Ketika Nabi Muhammad menerima wahyu, tak seorang pun dari sahabatnya yang ada di dekat Nabi yang tahu wahyu tersebut. Agar sahabatnya bisa mengetahui wahyu yang diterima, maka Nabi harus memakai perangkat budayanya untuk itu. Kepada Zaid bin Tsabit, sahabat dan “sekretaris”nya, Nabi meminta untuk menulis wahyu yang beliau terima. Nabi mengucapkan wahyu dalam bahasa Arab dan Zaid menulis wahyu yang dilafazkan Nabi. Jadi, sejak awal sekali, wahyu Islam sudah bersentuhan dengan sarana dan perangkat kebudayaan (ucapan, menulis dan alat tulis menulis). Wahyu yang terucapkan dan tertulis itu, bergeser menjadi kebudayaan, dari tadinya adalah wahyu.

Begitulah seterusnya ketika Islam meluas ke banyak negeri dan bangsa, ayat Alquran diucapkan dengan dialek sesuai lidah bangsa-bangsa bukan- Arab. Karena khawatir akan mengundang kekacauan karena pengucapan Alquran yang beda-beda, Usman bin Affan sebagai kepala pemerintahan, memerintahkan semua catatan Alquran dikumpulkan. Usman lalu menyeragamkan tulisan Alquran menurut dialek suku Quraisy, sebagaimana Nabi dulu mengucapkannya. Itulah Alquran “rasem” Usman yang dipegang hingga sekarang. Semua catatan Alquran selainnya, oleh Usman diperintahkan dibakar. Tak ada demo umat dengan pembakaran ayat-ayat Alquran itu. Turut terbakar tentunya, banyak sekali tulisan “Allah”, juga kalimat tauhid “la ilaha illallah”. Akankah kita mengatakan bahwa Alquran yang kita miliki, baik pada kertas maupun bukan kertas, itu bukan produk kebudayaan?

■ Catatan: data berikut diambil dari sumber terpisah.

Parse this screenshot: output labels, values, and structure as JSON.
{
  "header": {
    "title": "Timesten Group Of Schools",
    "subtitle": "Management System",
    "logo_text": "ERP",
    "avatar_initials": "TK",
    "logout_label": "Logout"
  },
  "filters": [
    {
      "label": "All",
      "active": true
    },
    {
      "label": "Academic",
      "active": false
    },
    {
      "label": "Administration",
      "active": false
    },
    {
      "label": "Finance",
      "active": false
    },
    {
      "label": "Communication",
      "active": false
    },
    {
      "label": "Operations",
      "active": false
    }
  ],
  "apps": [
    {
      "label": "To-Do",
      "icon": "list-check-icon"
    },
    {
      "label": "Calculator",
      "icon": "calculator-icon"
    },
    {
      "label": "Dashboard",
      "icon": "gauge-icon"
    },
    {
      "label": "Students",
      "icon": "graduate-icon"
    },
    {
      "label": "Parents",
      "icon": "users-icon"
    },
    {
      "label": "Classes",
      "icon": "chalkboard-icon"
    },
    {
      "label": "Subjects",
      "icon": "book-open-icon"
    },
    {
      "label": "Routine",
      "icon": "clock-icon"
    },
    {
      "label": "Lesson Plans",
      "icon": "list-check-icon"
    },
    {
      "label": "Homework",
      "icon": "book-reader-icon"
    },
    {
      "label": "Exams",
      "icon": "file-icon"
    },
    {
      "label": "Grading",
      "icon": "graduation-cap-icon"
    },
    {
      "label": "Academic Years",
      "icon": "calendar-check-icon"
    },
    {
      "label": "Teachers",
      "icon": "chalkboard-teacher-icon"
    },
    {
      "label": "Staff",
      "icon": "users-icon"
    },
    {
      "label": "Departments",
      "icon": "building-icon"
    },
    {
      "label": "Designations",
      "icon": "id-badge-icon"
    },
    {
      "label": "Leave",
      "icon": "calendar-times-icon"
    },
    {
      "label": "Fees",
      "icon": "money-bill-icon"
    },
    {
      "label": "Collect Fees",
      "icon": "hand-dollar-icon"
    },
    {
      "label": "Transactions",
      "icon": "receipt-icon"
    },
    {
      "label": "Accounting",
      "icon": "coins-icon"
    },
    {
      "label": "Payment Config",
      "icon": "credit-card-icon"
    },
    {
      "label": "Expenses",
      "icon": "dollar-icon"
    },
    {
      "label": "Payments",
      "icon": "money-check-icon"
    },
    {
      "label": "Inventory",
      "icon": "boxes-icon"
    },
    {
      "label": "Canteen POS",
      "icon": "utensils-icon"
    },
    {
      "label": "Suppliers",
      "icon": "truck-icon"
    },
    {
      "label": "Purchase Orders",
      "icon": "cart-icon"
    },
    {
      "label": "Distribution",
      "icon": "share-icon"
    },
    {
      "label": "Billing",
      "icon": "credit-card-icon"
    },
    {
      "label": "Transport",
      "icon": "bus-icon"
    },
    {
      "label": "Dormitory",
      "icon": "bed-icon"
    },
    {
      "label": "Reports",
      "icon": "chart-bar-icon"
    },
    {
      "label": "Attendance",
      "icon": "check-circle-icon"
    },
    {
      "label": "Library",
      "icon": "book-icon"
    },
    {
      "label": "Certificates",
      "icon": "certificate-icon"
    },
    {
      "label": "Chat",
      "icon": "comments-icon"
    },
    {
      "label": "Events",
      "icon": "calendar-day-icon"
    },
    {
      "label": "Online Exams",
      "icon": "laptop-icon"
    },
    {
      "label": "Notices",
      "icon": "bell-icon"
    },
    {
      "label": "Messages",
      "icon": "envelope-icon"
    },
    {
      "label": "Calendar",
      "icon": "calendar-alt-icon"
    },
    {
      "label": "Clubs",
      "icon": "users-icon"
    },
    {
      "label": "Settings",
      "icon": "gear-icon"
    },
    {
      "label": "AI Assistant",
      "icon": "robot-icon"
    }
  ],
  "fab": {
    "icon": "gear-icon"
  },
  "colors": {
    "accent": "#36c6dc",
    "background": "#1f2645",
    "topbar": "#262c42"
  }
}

Yang diuraikan di atas boleh disebut contoh “keras” tentang Islam sebagai kebudayaan. Contoh “lunak”nya ialah keislaman dan keberislaman sebagai hasil dari memahami Alquran, hadis, sejarah, dan selainnya. Jadi, apa yang disebut sebagai sikap, ucapan, dan perbuatan keislaman, atau keberislaman seseorang, yang meliputi keyakinan, ibadah, dan muamalah, semuanya adalah kebudayaan. Atau, kebudayaan Islam.

Uraian di atas mengantar kita menjadi arif memahami, bahwa keberagamaan, juga keberislaman, mustahil disamaseragamkan. Keanekaragaman keberagamaan, pun keberislaman, adalah karena keberagamaan, pun keberislaman, melalui proses kebudayaan. Maka, tidak perlu gelisah melihat Islam bermacam-macam. Sebab, kebudayaan yang melatari dan melingkunginya bermacam-macam. Makanya, aku paham dan menerima, ada Islam bercitarasa Arab, Iran, Nusantara, Eropa, Afrika, Amerika. Tak perlu menjadi beban pikiran. Sebab yang perlu adalah bekerjasama di dalam perbedaan!